Commentary by David Pauly


Jan. 15 (Bloomberg) -- There’s no end to the sufferings of bank shareholders.

Banks have traditionally paid hefty dividends. In the years before the onset of the subprime mortgage crisis, payouts by Bank of America Corp., for instance, yielded about 3 percent to 4 percent of the company’s stock price and grew steadily.

Now President-elect Barack Obama plans to take away even that attraction, Lawrence Summers, who will head the new administration’s National Economic Council, informed Congress this week.

Obama -- not unreasonably -- will order the Treasury Department to limit dividends paid by commercial banks and investment banks that receive “exceptional assistance” from the government to “de minimis amounts.”

While investors have known that current yields were ballooned by falling share prices and that massive bank losses made some payouts unsustainable, many may have bet that relatively stronger banks would still maintain nice returns.

Yields now reach 13 percent at Bank of America and 14 percent at Citigroup Inc. -- even after both reduced payouts. JPMorgan Chase & Co. shares yield 5.9 percent, Morgan Stanley’s 6.3 percent. Both companies have kept payments steady.

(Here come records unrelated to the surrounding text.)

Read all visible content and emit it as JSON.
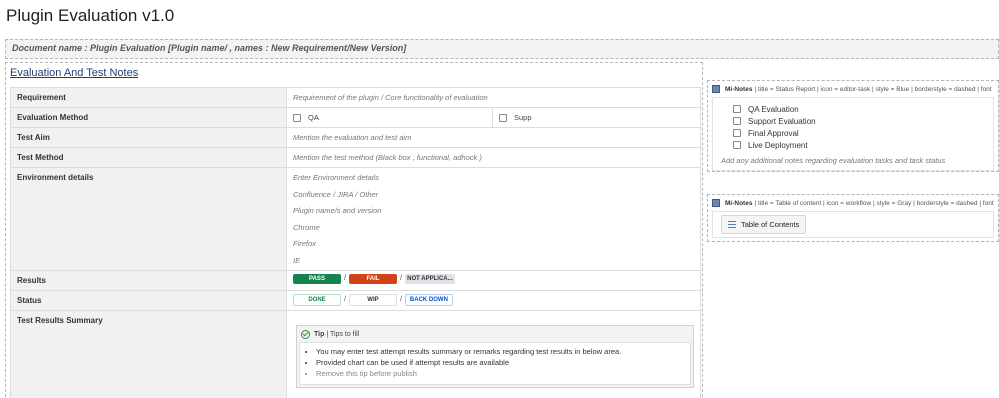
{
  "page": {
    "title": "Plugin Evaluation v1.0"
  },
  "document_bar": {
    "text": "Document name : Plugin Evaluation [Plugin name/ , names : New Requirement/New Version]"
  },
  "main": {
    "section_title": "Evaluation And Test Notes",
    "rows": {
      "requirement": {
        "label": "Requirement",
        "value": "Requirement of the plugin / Core functionality of evaluation"
      },
      "evaluation_method": {
        "label": "Evaluation Method",
        "option1": "QA",
        "option2": "Supp"
      },
      "test_aim": {
        "label": "Test Aim",
        "value": "Mention the evaluation and test aim"
      },
      "test_method": {
        "label": "Test Method",
        "value": "Mention the test method (Black box , functional, adhock )"
      },
      "environment": {
        "label": "Environment details",
        "lines": [
          "Enter Environment details",
          "Confluence / JIRA / Other",
          "Plugin name/s and version",
          "Chrome",
          "Firefox",
          "IE"
        ]
      },
      "results": {
        "label": "Results",
        "pass": "PASS",
        "fail": "FAIL",
        "na": "NOT APPLICA...",
        "separator": "/"
      },
      "status": {
        "label": "Status",
        "done": "DONE",
        "wip": "WIP",
        "back_down": "BACK DOWN",
        "separator": "/"
      },
      "summary": {
        "label": "Test Results Summary",
        "tip_title": "Tip",
        "tip_subtitle": "| Tips to fill",
        "tip_items": [
          "You may enter test attempt results summary or remarks regarding test results in below area.",
          "Provided chart can be used if attempt results are available",
          "Remove this tip before publish"
        ]
      }
    }
  },
  "status_panel": {
    "macro_name": "Mi-Notes",
    "macro_params": "| title = Status Report | icon = editor-task | style = Blue | borderstyle = dashed | font",
    "items": [
      "QA Evaluation",
      "Support Evaluation",
      "Final Approval",
      "Live Deployment"
    ],
    "note": "Add any additional notes regarding evaluation tasks and task status"
  },
  "toc_panel": {
    "macro_name": "Mi-Notes",
    "macro_params": "| title = Table of content | icon = workflow | style = Gray | borderstyle = dashed | font",
    "button_label": "Table of Contents"
  },
  "colors": {
    "pass": "#14854f",
    "fail": "#d04417",
    "na_bg": "#dfe1e6",
    "done": "#14854f",
    "back_down": "#0052cc",
    "link": "#1f3e73"
  }
}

Now, what dividends, if any, banks can pay may depend on how extraordinary “exceptional” may be interpreted and how trifling “de minimis” may turn out to be.

Numbers Game

Is the $45 billion in U.S. bailout funds dropped on Citigroup more exceptional than the $25 billion put into Wells Fargo & Co., allowing the latter bank to keep its dividend yield at 5.9 percent? Will Morgan Stanley, recipient of a mere $10 billion, be reined in? It seems likely that dividends of all the major bank recipients of Washington rescue money will be restricted.

Goldman Sachs Group Inc. might think its yield of 2.5 percent qualifies as minimal. It’s less than the 8.3 percent average yield on the 29 stocks in Standard & Poor’s 500 Diversified Financials Index and 3.4 percent on stocks in the broader Standard & Poor’s 500 Index. Still, Obama’s Treasury might say the company, now a commercial bank, should use more of the $830 million or so it pays in annual dividends to shore up its capital.

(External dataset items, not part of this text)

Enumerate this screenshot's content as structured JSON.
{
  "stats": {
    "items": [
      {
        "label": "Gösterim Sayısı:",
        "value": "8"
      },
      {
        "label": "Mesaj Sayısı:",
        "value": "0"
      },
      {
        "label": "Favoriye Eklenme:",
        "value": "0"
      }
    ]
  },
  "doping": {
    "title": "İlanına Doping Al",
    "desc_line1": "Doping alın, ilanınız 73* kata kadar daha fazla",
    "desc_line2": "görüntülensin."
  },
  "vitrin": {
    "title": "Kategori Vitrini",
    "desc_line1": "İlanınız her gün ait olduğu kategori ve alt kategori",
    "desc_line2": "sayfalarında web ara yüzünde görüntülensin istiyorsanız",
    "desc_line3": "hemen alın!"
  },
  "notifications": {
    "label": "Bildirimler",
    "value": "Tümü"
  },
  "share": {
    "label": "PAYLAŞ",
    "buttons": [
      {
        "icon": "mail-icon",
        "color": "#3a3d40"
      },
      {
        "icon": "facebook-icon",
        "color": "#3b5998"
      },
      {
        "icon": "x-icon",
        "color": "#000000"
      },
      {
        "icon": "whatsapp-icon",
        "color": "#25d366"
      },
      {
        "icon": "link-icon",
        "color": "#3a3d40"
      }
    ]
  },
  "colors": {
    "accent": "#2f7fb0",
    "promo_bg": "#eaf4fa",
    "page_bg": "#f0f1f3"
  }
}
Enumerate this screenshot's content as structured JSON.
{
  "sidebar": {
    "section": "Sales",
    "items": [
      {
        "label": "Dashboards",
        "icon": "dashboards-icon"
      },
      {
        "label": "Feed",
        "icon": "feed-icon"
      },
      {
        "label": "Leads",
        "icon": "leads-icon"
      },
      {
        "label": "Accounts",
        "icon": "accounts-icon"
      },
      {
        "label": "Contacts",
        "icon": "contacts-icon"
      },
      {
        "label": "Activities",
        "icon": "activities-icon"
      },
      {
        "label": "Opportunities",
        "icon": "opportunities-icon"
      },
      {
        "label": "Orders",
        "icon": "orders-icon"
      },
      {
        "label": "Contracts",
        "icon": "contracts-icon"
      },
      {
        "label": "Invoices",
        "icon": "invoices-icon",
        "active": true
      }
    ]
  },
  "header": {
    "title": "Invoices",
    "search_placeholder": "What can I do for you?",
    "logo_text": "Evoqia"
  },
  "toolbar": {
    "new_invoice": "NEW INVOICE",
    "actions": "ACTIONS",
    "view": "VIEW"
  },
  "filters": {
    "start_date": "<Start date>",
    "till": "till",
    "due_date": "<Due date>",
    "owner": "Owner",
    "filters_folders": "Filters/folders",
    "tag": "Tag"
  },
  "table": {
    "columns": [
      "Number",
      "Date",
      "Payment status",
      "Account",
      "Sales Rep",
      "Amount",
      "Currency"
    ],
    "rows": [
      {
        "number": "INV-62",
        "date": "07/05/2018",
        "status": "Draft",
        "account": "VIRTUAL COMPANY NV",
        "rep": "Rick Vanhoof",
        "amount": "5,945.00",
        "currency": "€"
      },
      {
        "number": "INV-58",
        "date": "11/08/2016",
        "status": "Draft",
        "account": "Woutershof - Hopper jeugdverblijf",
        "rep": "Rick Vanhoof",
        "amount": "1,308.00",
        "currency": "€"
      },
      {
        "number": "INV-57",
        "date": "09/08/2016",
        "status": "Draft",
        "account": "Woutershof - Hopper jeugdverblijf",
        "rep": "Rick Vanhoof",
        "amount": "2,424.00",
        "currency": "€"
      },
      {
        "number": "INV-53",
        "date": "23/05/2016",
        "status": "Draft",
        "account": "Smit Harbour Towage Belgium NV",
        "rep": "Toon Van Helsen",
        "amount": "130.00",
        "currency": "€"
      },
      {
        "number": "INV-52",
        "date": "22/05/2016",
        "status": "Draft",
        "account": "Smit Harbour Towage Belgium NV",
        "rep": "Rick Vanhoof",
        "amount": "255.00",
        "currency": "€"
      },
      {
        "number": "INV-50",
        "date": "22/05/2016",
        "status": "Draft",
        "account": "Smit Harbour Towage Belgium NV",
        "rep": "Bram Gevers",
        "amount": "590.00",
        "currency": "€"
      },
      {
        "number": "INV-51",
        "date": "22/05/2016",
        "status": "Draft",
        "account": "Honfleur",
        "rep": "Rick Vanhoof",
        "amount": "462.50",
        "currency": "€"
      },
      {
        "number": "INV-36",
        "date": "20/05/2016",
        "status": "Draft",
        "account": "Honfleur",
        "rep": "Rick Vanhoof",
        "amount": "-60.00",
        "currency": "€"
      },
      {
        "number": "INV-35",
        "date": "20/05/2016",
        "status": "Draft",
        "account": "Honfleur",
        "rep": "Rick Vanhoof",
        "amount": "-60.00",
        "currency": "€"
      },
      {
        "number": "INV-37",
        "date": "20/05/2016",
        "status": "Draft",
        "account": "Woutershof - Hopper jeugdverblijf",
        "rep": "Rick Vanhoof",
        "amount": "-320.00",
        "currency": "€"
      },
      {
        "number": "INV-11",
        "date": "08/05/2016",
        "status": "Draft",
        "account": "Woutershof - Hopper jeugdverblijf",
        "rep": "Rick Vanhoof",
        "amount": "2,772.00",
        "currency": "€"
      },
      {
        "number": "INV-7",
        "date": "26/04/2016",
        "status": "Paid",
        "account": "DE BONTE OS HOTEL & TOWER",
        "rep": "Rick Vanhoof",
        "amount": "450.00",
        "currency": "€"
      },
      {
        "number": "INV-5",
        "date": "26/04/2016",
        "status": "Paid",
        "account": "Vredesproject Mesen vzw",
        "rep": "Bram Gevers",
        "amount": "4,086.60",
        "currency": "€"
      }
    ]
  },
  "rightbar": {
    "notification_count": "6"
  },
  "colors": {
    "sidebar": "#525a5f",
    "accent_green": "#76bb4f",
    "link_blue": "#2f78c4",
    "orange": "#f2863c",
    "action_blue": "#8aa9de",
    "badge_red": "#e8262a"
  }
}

The government might want other banks to conserve more, too, considering the industry’s poor earnings outlook. JPMorgan Chase’s annual dividends now cost $5.7 billion, Wells Fargo’s the same.

Obama’s Treasury may want to assure the banks have enough money to pay the dividends they owe U.S. taxpayers. The preferred shares in financial institutions that the government bought in the rescue effort pay 5 percent dividends for the first five years, 9 percent after that.

Not to Worry

Though dividend losses will hurt, the new government may be doing the banks a favor. Dividends are the last thing they should worry about given the state of their finances.

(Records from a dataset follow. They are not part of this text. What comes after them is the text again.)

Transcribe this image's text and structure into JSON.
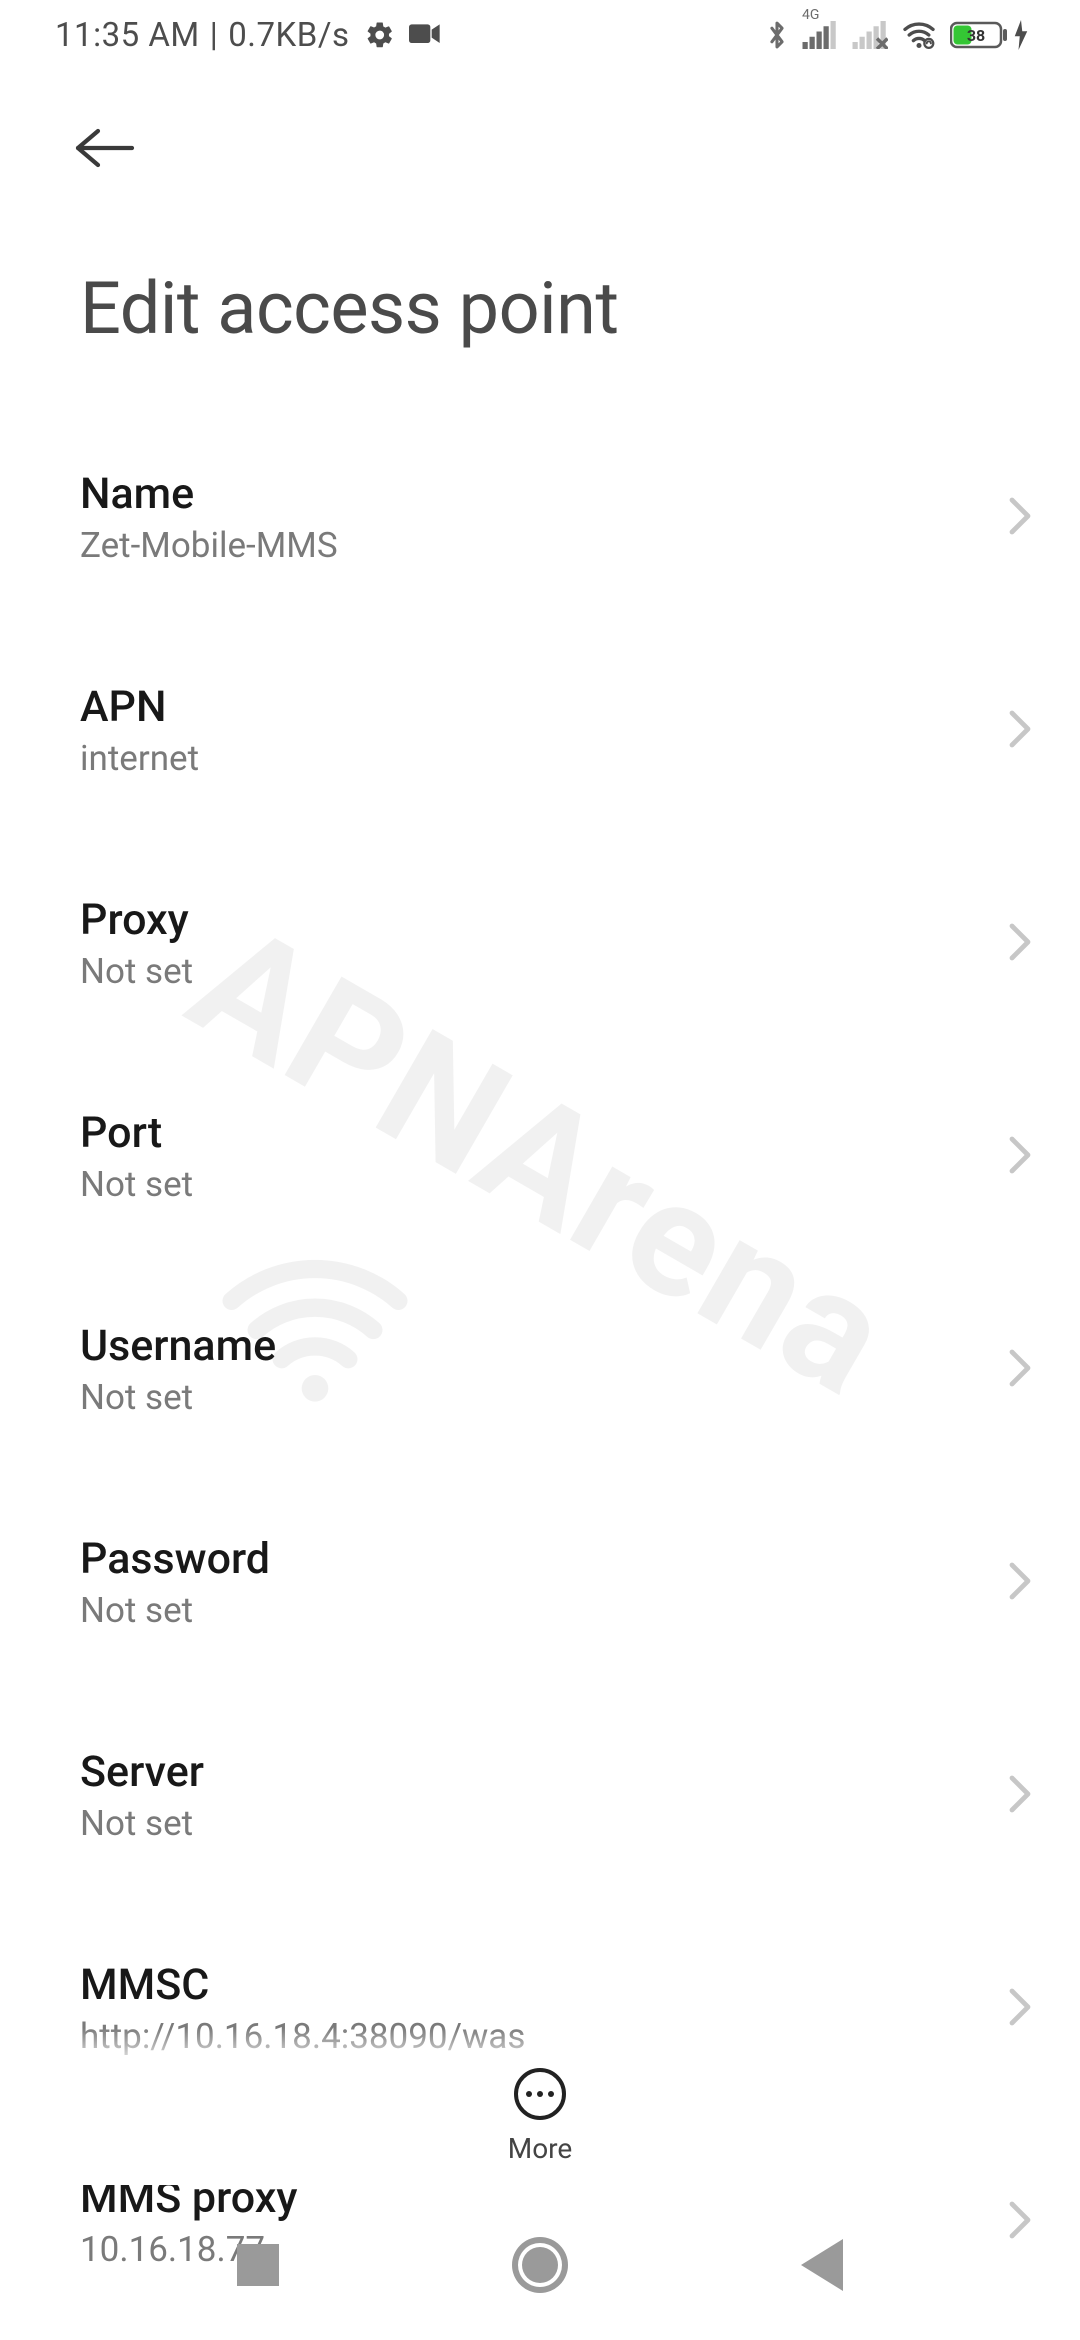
{
  "status": {
    "time": "11:35 AM",
    "net_speed": "0.7KB/s",
    "network_label": "4G",
    "battery_percent": "38"
  },
  "header": {
    "title": "Edit access point"
  },
  "settings": [
    {
      "label": "Name",
      "value": "Zet-Mobile-MMS"
    },
    {
      "label": "APN",
      "value": "internet"
    },
    {
      "label": "Proxy",
      "value": "Not set"
    },
    {
      "label": "Port",
      "value": "Not set"
    },
    {
      "label": "Username",
      "value": "Not set"
    },
    {
      "label": "Password",
      "value": "Not set"
    },
    {
      "label": "Server",
      "value": "Not set"
    },
    {
      "label": "MMSC",
      "value": "http://10.16.18.4:38090/was"
    },
    {
      "label": "MMS proxy",
      "value": "10.16.18.77"
    }
  ],
  "footer": {
    "more_label": "More"
  },
  "watermark": {
    "text": "APNArena"
  }
}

At last count, commercial and investment banks worldwide had written off $736 billion in mortgage losses. Federal Reserve Chairman Ben Bernanke and Fed Vice Chairman Donald Kohn this week said illiquid debts still held by banks cloud the true value of the companies’ shares. They recommended further government aid, perhaps the purchasing or guaranteeing of bad loans.

Even with the aid it already has received, Citigroup is desperately raising capital. It’s merging its Smith Barney brokerage business with that of Morgan Stanley this week, getting $2.7 billion and recording a $5.8 billion net gain in the bargain. The bank is shopping other assets such as the CitiFinancial consumer loan business, according to people familiar with bank strategy.

Summers also told Congress that Obama would place restrictions on banks’ executive pay, stock buybacks and acquisitions of financially strong companies. Amen. Government dictates were sure to follow the welfare checks. They may be what’s needed if banks are to live to pay decent dividends again.

(David Pauly is a columnist for Bloomberg. Opinions expressed are his.)